Chef creates program to feed families

James Beard nominee, “Top Chef” star and owner of four local eateries, Kevin Gillespie wears a variety of hats. But he’s made room for another: founder of the Defend Southern Food Foundation. Its goal is threefold: provide free, nutritious meals to families in Atlanta’s Maynard Jackson High School cluster; make good use of local farm products; and keep his employees working.

During the 2009 recession, Gillespie got the idea to reach out to local schools to provide meals made from the overabundance of ingredients that weren’t being used. It was also a way to keep his staff on the job.

“I tried to connect with local schools but didn’t get anywhere, so I put the idea to bed,” he said.

Fast forward 11 years, and with the pandemic taking off, the chef connected with a nonprofit in East Point that had the manpower, vans and contacts to deliver meals to needy families. That project ran until the end of 2020 when Gillespie solidified the original concept.

“I doubled down on the idea of being super-localized and went back to the schools in the Jackson cluster – kids we can see from our restaurant,” he said. “We don’t want families to know who we are, and we don’t want to know who the families are. The administration at the schools knows who is in desperate need; we just work independently to help them.”

This time, the schools welcomed the idea. Gillespie and partner Marco Shaw set up operations in the kitchen of their Cold Beer restaurant in Old Fourth Ward. Second Helpings Atlanta delivers the home-style meals twice a week. Through the schools, the food feedback has been a bit surprising.

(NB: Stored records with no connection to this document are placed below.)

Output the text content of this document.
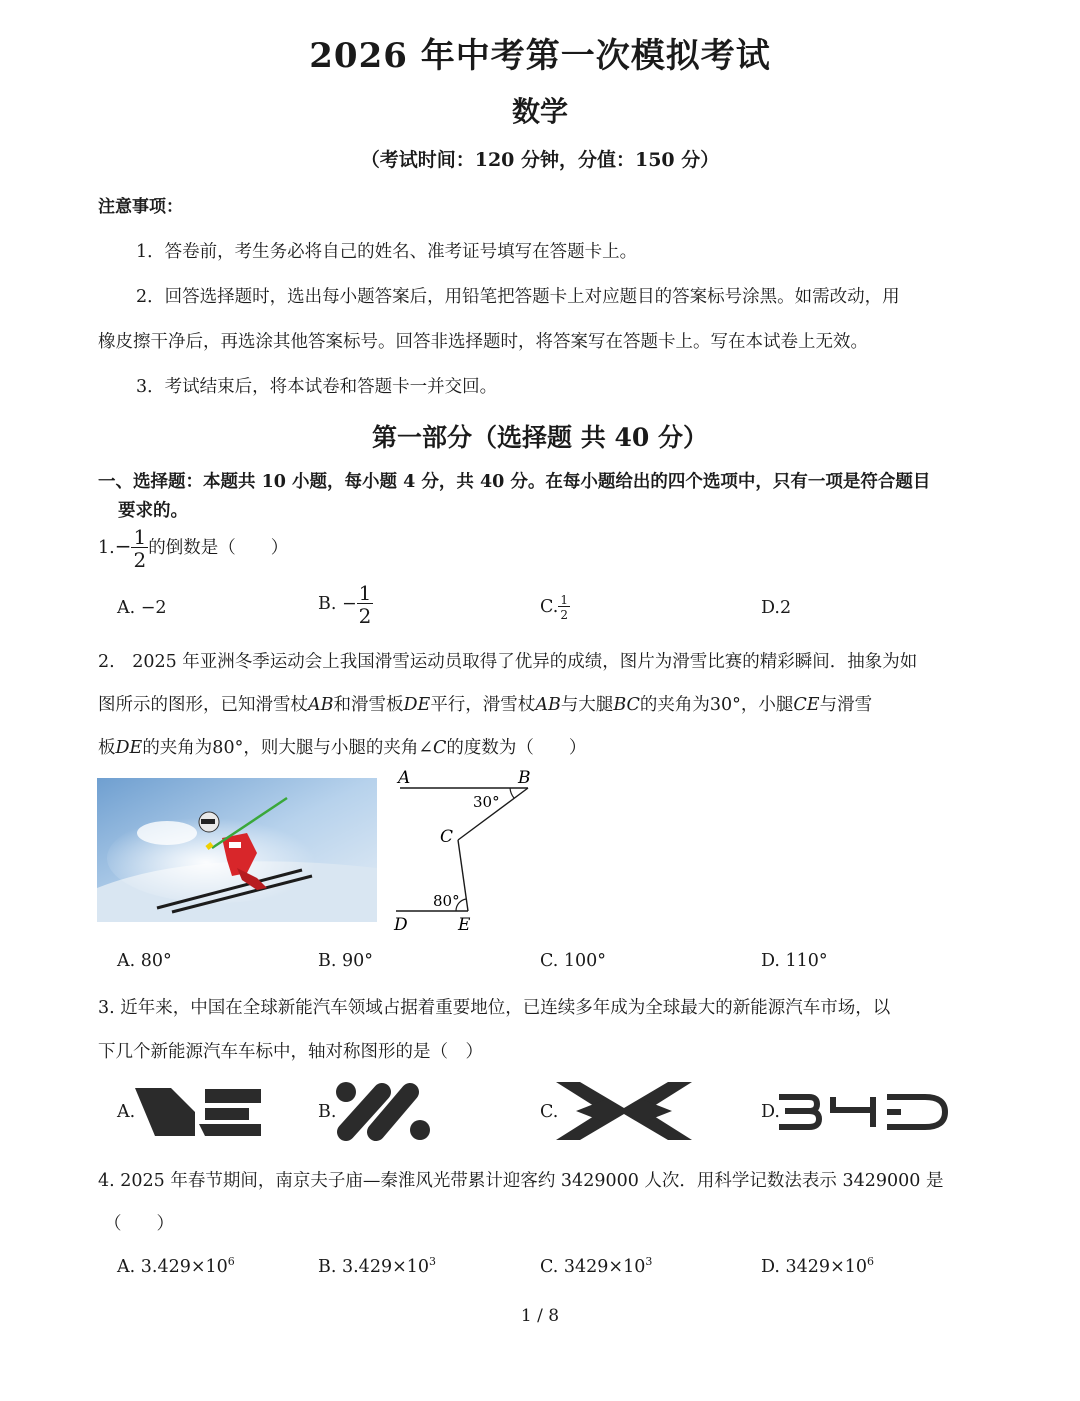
2026 年中考第一次模拟考试
数学
（考试时间：120 分钟，分值：150 分）
注意事项：
1．答卷前，考生务必将自己的姓名、准考证号填写在答题卡上。
2．回答选择题时，选出每小题答案后，用铅笔把答题卡上对应题目的答案标号涂黑。如需改动，用
橡皮擦干净后，再选涂其他答案标号。回答非选择题时，将答案写在答题卡上。写在本试卷上无效。
3．考试结束后，将本试卷和答题卡一并交回。
第一部分（选择题 共 40 分）
一、选择题：本题共 10 小题，每小题 4 分，共 40 分。在每小题给出的四个选项中，只有一项是符合题目
要求的。
$1.- \frac{1}{2}$ 的倒数是（　　）
A. −2	B. − $\frac{1}{2}$	C. $\frac{1}{2}$	D.2
2.　2025 年亚洲冬季运动会上我国滑雪运动员取得了优异的成绩，图片为滑雪比赛的精彩瞬间．抽象为如
图所示的图形，已知滑雪杖AB和滑雪板DE平行，滑雪杖AB与大腿BC的夹角为30°，小腿CE与滑雪
板DE的夹角为80°，则大腿与小腿的夹角∠C的度数为（　　）
A	B
C
D	E
30°
80°
A. 80°	B. 90°	C. 100°	D. 110°
3. 近年来，中国在全球新能汽车领域占据着重要地位，已连续多年成为全球最大的新能源汽车市场，以
下几个新能源汽车车标中，轴对称图形的是（　）
A.	B.	C.	D.
4. 2025 年春节期间，南京夫子庙—秦淮风光带累计迎客约 3429000 人次．用科学记数法表示 3429000 是
（　　）
A. $3.429\times 10^6$	B. $3.429\times 10^3$	C. $3429\times 10^3$	D. $3429\times 10^6$
1 / 8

“By far the most popular have been chicken and dumplings, oven-fried chicken, meatloaf, different catfish preparations – things that make you think of a home-cooked meal,” said Gillespie. “But surprisingly, people keep asking for more veggies. We’re happy to introduce them to food they wouldn’t otherwise try or have access to.”

Since starting in 2020, the foundation has provided more than 225,000 meals. Substantial financial support has come from Gillespie himself, who put up $400,000 of his own money to get it going. In lieu of pay for work he did with Swift Meats, he accepted about 8,000 pounds of meat.

In December, he donated another $25,000 of his own funds. Additionally, meals at Cold Beer directly support the project, and $20 online donations provide a week of meals for a family of four.